I dreamed of health but it only brought pain. But
savage attacks of multiple sclerosis also taught me that sometimes dreams were all I had. When the truth of my circumstance was too much to bear, I retreated to dreams. I dreamt of how things could have been or might have been.

It was in that dreamland that I discovered a reality on a different dimension, a dimension that made the realities of this world pale in comparison. Ironic. The Author of all reality met me in my pain and invited me to unite my suffering with His salvific suffering. 

And so I replaced ethereal dreams with the
objective reality of Jesus Christ because he met me in my deepest anguish when nobody else could or would. He understood me more completely than I understood myself. He loved me when I was unlovable.

That is why my first loyalty is to Christ. That is why I speak of Him when I give speeches. A secular disability group once asked me to give a keynote address to their annual national conference. The spokesperson said, "We want you to speak but we don't want any of that Jesus crap." I responded, "If I can't speak of Christ, then I have nothing to say.
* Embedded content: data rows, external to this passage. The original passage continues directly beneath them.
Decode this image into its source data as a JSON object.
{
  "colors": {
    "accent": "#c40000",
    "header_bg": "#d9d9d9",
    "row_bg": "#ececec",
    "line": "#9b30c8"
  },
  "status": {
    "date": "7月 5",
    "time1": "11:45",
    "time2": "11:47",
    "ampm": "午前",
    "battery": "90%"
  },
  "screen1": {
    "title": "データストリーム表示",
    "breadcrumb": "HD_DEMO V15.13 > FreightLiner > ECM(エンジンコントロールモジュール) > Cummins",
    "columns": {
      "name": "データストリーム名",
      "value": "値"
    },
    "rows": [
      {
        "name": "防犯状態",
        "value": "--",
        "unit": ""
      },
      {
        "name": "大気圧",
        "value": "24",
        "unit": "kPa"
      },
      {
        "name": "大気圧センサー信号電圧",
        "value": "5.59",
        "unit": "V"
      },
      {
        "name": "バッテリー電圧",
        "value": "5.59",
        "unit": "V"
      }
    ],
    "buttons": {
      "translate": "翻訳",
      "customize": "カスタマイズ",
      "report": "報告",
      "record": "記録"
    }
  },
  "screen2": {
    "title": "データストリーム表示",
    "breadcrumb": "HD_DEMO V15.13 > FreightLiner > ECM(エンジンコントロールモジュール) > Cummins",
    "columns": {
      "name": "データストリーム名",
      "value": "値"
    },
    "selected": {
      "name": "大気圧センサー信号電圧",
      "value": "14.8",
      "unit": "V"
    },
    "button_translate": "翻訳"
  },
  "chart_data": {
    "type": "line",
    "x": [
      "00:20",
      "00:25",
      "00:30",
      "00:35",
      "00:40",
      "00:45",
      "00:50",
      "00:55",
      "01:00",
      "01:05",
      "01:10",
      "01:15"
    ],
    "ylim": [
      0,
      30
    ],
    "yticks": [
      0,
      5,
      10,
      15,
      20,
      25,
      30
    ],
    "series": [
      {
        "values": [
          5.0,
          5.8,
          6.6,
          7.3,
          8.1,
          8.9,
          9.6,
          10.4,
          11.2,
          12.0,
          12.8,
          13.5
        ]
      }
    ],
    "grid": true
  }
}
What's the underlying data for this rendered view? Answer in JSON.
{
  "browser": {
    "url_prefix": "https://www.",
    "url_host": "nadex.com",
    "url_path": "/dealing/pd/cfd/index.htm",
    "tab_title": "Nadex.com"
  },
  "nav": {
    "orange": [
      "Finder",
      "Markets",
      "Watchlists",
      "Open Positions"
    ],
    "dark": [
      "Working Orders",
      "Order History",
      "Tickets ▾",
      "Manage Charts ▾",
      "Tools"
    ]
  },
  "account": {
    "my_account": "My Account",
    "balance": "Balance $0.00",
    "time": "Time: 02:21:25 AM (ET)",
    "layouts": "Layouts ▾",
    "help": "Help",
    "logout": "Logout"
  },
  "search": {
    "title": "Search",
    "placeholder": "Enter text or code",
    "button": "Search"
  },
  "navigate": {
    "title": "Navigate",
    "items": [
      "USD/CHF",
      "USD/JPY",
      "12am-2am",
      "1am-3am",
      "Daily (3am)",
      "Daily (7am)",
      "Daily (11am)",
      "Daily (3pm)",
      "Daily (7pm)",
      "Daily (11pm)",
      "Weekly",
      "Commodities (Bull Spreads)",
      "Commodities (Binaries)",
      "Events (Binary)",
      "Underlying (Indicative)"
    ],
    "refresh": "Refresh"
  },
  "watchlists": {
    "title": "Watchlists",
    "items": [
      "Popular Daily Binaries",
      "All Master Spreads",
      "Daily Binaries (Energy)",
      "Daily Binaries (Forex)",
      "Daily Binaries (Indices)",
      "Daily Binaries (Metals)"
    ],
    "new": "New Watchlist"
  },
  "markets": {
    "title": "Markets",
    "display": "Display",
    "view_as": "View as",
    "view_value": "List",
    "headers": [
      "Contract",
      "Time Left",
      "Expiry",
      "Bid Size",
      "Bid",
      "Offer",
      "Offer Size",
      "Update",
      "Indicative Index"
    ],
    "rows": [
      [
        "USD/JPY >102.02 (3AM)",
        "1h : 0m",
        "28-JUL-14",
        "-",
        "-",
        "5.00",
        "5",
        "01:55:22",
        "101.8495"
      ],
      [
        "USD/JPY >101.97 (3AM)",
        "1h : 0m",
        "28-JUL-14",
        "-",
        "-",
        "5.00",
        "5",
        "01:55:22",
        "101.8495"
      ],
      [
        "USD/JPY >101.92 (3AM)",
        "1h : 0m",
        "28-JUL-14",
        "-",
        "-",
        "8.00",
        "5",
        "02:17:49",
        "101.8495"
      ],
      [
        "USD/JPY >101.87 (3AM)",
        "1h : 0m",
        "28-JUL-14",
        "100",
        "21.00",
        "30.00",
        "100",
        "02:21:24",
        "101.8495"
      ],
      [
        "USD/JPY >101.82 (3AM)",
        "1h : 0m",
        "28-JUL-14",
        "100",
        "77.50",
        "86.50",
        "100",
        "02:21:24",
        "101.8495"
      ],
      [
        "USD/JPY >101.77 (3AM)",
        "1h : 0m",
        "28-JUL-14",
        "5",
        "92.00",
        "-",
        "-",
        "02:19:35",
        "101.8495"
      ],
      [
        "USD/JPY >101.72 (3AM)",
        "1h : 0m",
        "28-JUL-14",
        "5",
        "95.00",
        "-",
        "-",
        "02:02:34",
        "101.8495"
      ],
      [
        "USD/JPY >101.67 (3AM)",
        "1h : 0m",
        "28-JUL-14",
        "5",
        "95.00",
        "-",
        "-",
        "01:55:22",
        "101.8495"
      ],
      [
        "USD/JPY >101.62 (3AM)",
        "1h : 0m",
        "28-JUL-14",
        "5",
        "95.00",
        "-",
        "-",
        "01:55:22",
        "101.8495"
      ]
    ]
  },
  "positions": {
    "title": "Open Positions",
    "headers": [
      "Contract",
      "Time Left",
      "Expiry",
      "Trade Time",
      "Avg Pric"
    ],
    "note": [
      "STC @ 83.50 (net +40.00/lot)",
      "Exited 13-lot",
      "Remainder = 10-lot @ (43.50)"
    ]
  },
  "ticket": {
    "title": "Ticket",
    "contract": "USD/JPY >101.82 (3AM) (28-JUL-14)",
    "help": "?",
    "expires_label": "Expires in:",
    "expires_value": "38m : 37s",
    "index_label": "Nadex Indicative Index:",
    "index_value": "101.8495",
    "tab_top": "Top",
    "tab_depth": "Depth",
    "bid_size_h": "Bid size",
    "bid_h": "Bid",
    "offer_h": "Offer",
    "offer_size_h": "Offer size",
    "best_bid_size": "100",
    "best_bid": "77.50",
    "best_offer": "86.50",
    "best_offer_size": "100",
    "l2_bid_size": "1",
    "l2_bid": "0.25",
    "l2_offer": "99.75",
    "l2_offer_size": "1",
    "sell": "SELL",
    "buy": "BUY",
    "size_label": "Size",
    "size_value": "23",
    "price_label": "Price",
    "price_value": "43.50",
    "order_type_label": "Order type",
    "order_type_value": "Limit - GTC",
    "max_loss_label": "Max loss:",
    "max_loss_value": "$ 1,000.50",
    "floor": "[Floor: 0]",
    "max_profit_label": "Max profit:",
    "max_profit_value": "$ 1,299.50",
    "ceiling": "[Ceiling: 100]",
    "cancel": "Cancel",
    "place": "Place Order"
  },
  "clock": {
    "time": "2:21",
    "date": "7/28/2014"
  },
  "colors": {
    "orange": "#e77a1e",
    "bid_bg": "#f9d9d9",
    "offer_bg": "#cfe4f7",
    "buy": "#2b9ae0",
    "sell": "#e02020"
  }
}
He is my hope." She withdrew the invitation.

An agnostic or atheist might respond that all my talk of dreams and belief in God are nothing more than a cruel disease affecting my mind. If that be the case then leave me to my dreams, let me believe in something higher than what is here. I am content. Cynics would strip me of my belief in Christ—if it
was possible—and let me sink in despair then offer me the secular progressive's solution to my anguish: A lethal injection.

No thank you. I choose a different and better reality: Jesus Christ.